The very same pharmaceutical companies that underwrite the campaign costs of the members of our U.S. Senate and House have now been caught knowingly continuing to promote the sale of of a drug after it's known to at best provide no benefit (in terms of reduction of "events" -- doctor speak for "death") and at worst "do harm" -- the very thing Hippocrates said doctors should take an oath to avoid -- all for $5 billion in annual sales.

Oh, I almost forgot. The day I was going to pick up my Zetia refill I got a letter from my pharmacy. It was the first time they'd ever written me. According to the letter, "This program is provided by financial support from Merck/Schering-Plough Pharmaceuticals, the maker of ZETIA." Personally addressed to me by name, it was encouraging me to refill my Zetia prescription.

Odd, I thought. Could it have been a coincidence? Or was it, perhaps, sent in anticipation of the bad publicity they feared might come to my attention? (And, not incidentally, is it standard practice for pharmacies to mail encouragement to customers to buy prescription drugs -- essentially turning over access to the private medical records of customers (names, addresses and prescribed drugs) to drug companies -- especially when the printing and mailing are paid for by a drug company that stands to profit from the refill of the prescription for the drug in question?)

Needless to say, I read it carefully to see what mention they might make of the study revealing this very serious "side effect" (namely, the worsening, rather than the relieving, of the condition for which the drug is sold).
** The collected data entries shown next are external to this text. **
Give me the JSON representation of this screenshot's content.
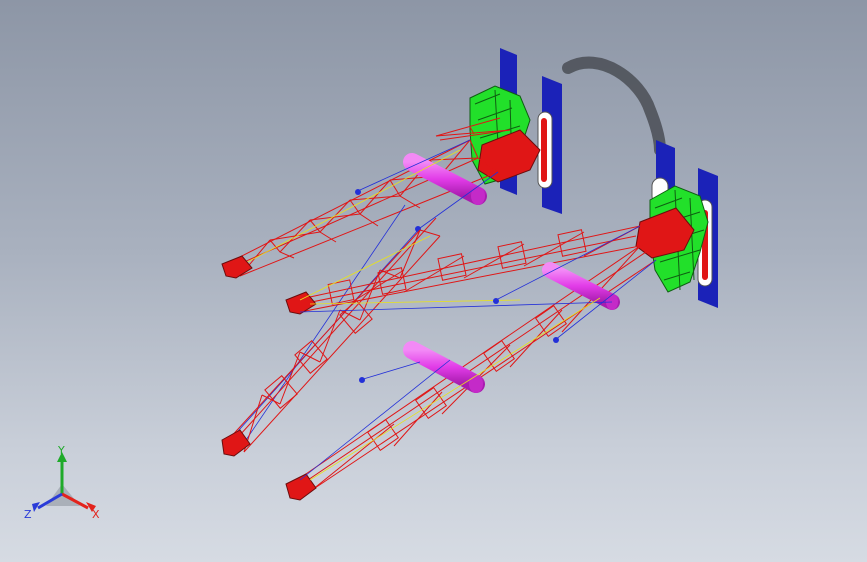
{
  "viewport": {
    "background_top": "#8d96a6",
    "background_bottom": "#d6dbe3"
  },
  "colors": {
    "boom_lattice": "#e01616",
    "boom_lattice_dark": "#6b0d0d",
    "hoist_rope": "#2330d8",
    "pendant_rope": "#e8e21c",
    "counterweight": "#22e02a",
    "track_frame": "#1b22b8",
    "cylinder": "#e23ce8",
    "shadow": "#4a4d55"
  },
  "model": {
    "assemblies": [
      {
        "name": "crane-left",
        "components": [
          "track-frame",
          "counterweight",
          "boom",
          "jib",
          "hook-block"
        ]
      },
      {
        "name": "crane-right",
        "components": [
          "track-frame",
          "counterweight",
          "boom",
          "jib",
          "hook-block"
        ]
      }
    ]
  },
  "triad": {
    "x_label": "X",
    "y_label": "Y",
    "z_label": "Z",
    "x_color": "#e3231c",
    "y_color": "#1faa2a",
    "z_color": "#2a3bd8"
  }
}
Nothing. Nada.

There were warnings about pregnancy. Warnings about muscle pain. Warnings about liver problems.

But not only was there no warning that, taken with statins, Zetia might actually increase, rather than decrease, the deposits of fatty plaque that might bring on a heart attack -- there was actually the comforting, though dangerously inaccurate, reassurance that, "ZETIA can be taken alone or with a statin."